To quote Pono again, we need a tectonic shift in governance, so we can actually control what happens to us. That is a major task, but it’s the only one which will save our nation.
DDG: What was it like for you writing Saving Paradise? Was this a difficult story to bring out, especially since it deals with a lot of real world issues and contemporary political topics?
Bond: Writing Saving Paradise was driven by the awful danger of windmills on Molokai, and as a warning that our beautiful paradises everywhere are being stolen from us and destroyed, that not only in Hawaii but worldwide the accelerating destruction of the remaining natural world must be halted.
It was also fueled by the Afghanistan and Iraq wars, the failures and lies of G.W. Bush in both [conflicts, and] the plight of our veterans. And by the plight of all the millions of honest, hard-working Americans who can barely make ends meet and somehow raise three kids, because the politicians, partially funded by the banks, let the banks take their homes and money away.
DDG: I kinda got the sense that there are some people in elected politics who if they read Saving Paradise are going to feel their conscience on fire. Have any elected officials read your book yet and given you any feedback?
Since the election of President Obama in 2008, the nation has taken a unique interest in the political workings of Hawaii. (AP File Photo)
Bond: From what I hear, it’s had quite an impact. There’s suddenly a lot of concern by legislators in Honolulu about appearing to be honest, whereas in the past no one bothered. Two months after publication of Saving Paradise the Molokai industrial wind project was killed. Many people and groups worked to make this happen, but the book may have helped too.

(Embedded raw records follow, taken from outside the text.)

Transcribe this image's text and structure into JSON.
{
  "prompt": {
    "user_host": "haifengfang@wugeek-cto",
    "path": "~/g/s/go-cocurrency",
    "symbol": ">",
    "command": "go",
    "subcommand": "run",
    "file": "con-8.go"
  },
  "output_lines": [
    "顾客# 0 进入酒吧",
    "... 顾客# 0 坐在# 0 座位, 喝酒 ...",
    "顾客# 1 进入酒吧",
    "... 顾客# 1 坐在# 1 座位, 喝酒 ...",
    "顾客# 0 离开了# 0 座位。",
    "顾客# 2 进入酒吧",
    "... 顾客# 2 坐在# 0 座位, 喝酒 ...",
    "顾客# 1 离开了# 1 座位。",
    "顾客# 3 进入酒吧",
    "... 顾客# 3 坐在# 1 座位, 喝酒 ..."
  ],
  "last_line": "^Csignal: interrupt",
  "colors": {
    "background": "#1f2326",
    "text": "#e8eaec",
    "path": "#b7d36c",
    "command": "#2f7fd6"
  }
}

And even more recently the notorious Public Land Development Corporation was repealed. This was a marvelously crooked scam whereby the governor gave a committee of three of his friends control over Hawaii’s public land, to be sold to corporations at rock-bottom prices with no public or environmental review. Again, the book may have helped. I think it’s good that a novel could have this kind of impact.
DDG: What’s the most important message you’d like readers of Saving Paradise to get from your book?
Bond: That we can and must overcome the “slimy symbiosis between politicians and corporations” that is ruining America. Town by town, county by county, we are learning to work together, liberals and conservatives and independents, to defend what we love. We must transition the same thinking to the national level, to refuse to comply with bad government, unfair taxes, insane national indebtedness and sneaky foreign ventures, rip-off banking and politicians for hire.
And we must do whatever is necessary to protect our remaining natural areas from industrial development, from strip mines, wind farms, pipelines, transmission lines, superhighways and all the other dreck that’s ruining the last of rural and wild America, but making so much money for corporate America and its fully-owned politicians.
DDG: Are there any other books you’re working on right now?
Bond: I’ve just finished Assassins, a novel based in the Afghanistan and Iraq wars and in U.S. covert operations in the Middle East in the last thirty years. It is expected to be published this fall.
DDG: Last but not least, is there anything you’d like to say to our readers in D.C.?
Bond: That our country has serious problems but we can cure them by working together across the political spectrum. In order to rule us, the politicians have divided and conquered us, cleaved us into warring political viewpoints. We must instead find common ground and attack our nation’s real problems: debt, disharmony, inequality, poor health, crime, ignorance, exterior enemies and loss of purpose.
[Also that] we all need to work together to take care of our country and our world. That we should return to our roots of hard work, caring for each other, personal privacy, and having the time and energy to live life deeply and well. And leave plenty of time to go surfing.